Perhaps the House will allow me, in the first place, to congratulate the right hon. Gentleman.

I deeply regret to say that the reports I have received of this appalling disaster unfortunately fully bear out what has appeared in the public Press. I am grieved to state that the whole city of Quetta has been destroyed. All houses in the civil area have been razed to the ground except Government House which is partially standing in ruins. One quarter of the cantonment area is destroyed, the remaining three-quarters are slightly damaged, but inhabitable. Most damage has occurred in the Royal Air Force area where the barracks have been destroyed and only six out of 27 machines remain serviceable. The railway area has been destroyed but the Staff College area is undamaged.

The bodies of about 4,500 members of the Indian civil population have been recovered. It is feared that about 20,000 still remain buried in the debris. Kalat and Mastung and all the villages between Quetta and Kalat are reported to have been destroyed, but Loralai and Chaman and apparently Fort Sandeman escaped.

The total of Indian casualties outside the city of Quetta is at present unknown.
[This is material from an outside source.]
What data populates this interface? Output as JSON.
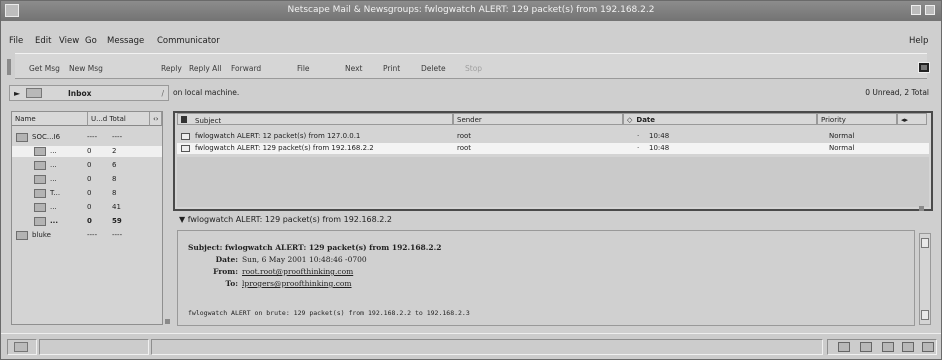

The total of British deaths is about 200. The situation is well in hand but as nearly all the subordinate police officers have been killed it has been necessary to ask for military assistance. The Western Command have assumed control of the situation and are rationing the population. Arrangements are being made to send food and collect casualties in. the neighbouring villages. Special police are being sent by the Government of the Punjab and the North-West Frontier Province. Evacuation is proceeding and will continue so long as there is no outbreak of epidemic against which all possible precautions are being taken by the medical authorities. Patients are being treated in the Indian Military and Cantonment Hospital where between four and five thousand had been received up to Sunday evening. Refugee camps have been established on the racecourse. Supplies and personnel are being despatched by train and airplane from Karachi and Lahore and the Viceroy has lent his airplane for this purpose.

Communications by rail and road are reported to be intact. The civil land telegraphic line has been restored and an accumulation of private telegrams from Quetta is being dealt with as rapidly as circumstances allow. In order to deal effectively with the situation, the General Officer Commanding has been authorised to declare martial law in the city and cantonment at his discretion.

His Excellency the Viceroy has inaugurated a Quetta Earthquake Relief Fund, and has issued an appeal in India to which I am sure there will be a prompt and sympathetic response.

I have no doubt that I am speaking for all sections of this House, and for the country as a whole, when I say that our deep sympathy goes out to all those who have suffered in this terrible calamity, the news of which has so profoundly shocked us all.


I wish to thank the right hon. Gentleman for his kindly reference to myself. May I ask him,, in reference to this disaster which we all deplore so much, whether he will make it plain, as reports to the contrary have been cir culated, that there is no intention of abandoning the search for living persons in the ruins of Quetta.


Certainly, I will take note of what the right hon. Gentleman has said.